The Selective Training and Service Act of 1940 created the Selective Service System and peacetime draft. The draft ended in 1973 but the registration requirement remained. Young men between the ages of 18 and 25 years are required to register for possible conscription under penalty of law. With 17 million men in its database, the Selective Service System, an independent agency under the Executive branch, has a 2013 budget of $24 million and 130 employees.
In January 2013 then Secretary of Defense Leon Panetta announced that the ban on female soldiers in combat positions was going to be lifted. Critics have questioned the timing and motive of this bill coming rather quickly after the lifting of the combat ban.
In addition, critics question the bill in terms of national security. While the armed forces have been an all-volunteer service since 1973, Selective Service Director Lawrence Romo calls the agency “an inexpensive insurance policy.” Others counter with the fact that the registration requirement was not in effect from 1975 until 1980 (when the Soviet Union invaded Afghanistan). Through the Soviet Afghan invasion and two Gulf Wars the U.S. military has maintained its health, strength, and viability.
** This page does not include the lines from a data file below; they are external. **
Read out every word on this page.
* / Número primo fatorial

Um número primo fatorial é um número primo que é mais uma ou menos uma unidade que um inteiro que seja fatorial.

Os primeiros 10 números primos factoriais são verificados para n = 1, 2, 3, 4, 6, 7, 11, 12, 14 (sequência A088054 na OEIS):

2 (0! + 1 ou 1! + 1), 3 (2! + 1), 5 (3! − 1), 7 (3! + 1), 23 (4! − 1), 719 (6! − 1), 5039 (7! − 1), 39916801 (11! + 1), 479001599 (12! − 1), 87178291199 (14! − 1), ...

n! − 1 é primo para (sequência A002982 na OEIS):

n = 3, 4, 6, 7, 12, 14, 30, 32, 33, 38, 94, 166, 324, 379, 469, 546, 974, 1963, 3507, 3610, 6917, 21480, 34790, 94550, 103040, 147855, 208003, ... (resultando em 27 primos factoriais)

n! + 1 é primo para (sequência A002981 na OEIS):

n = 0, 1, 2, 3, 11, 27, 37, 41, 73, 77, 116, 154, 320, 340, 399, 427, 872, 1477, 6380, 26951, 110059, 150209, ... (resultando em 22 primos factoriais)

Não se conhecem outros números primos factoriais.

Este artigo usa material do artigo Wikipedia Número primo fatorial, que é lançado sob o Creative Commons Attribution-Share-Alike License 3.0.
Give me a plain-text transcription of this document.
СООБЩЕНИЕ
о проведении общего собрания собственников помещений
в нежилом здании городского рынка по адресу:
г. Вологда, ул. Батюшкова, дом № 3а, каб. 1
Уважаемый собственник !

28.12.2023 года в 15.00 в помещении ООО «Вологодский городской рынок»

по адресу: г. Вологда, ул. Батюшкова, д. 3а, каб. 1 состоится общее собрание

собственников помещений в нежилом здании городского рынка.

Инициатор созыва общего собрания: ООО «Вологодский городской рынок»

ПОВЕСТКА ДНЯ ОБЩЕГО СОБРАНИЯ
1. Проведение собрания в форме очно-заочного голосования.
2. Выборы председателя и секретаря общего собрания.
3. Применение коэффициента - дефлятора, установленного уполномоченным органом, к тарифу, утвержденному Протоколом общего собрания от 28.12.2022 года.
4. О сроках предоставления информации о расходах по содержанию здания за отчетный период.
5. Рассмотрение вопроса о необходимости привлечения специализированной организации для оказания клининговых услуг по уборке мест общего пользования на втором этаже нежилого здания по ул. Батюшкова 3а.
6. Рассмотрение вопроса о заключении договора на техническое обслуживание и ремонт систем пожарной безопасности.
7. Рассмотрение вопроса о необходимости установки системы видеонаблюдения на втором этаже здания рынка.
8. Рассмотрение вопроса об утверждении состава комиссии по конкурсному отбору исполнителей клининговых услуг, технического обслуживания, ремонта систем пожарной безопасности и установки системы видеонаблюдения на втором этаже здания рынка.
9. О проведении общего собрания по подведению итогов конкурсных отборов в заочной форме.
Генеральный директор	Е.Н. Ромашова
They also counter by pointing out the record numbers of voluntary enlistments immediately following the events of 9-11.
Until the formal presentation of the bill and adoption into law, all young men between the ages of 18 and 25 years old living in the United States must register with the Selective Services. U.S. male citizens living outside of the United States must also register. Online registration is quick and easy. Not registering limits your ability to receive student financial aid, get a federal job, participate in federal job training, or become a United States citizen. Prosecution and jail time is also a possibility, although it has not occurred since 1986.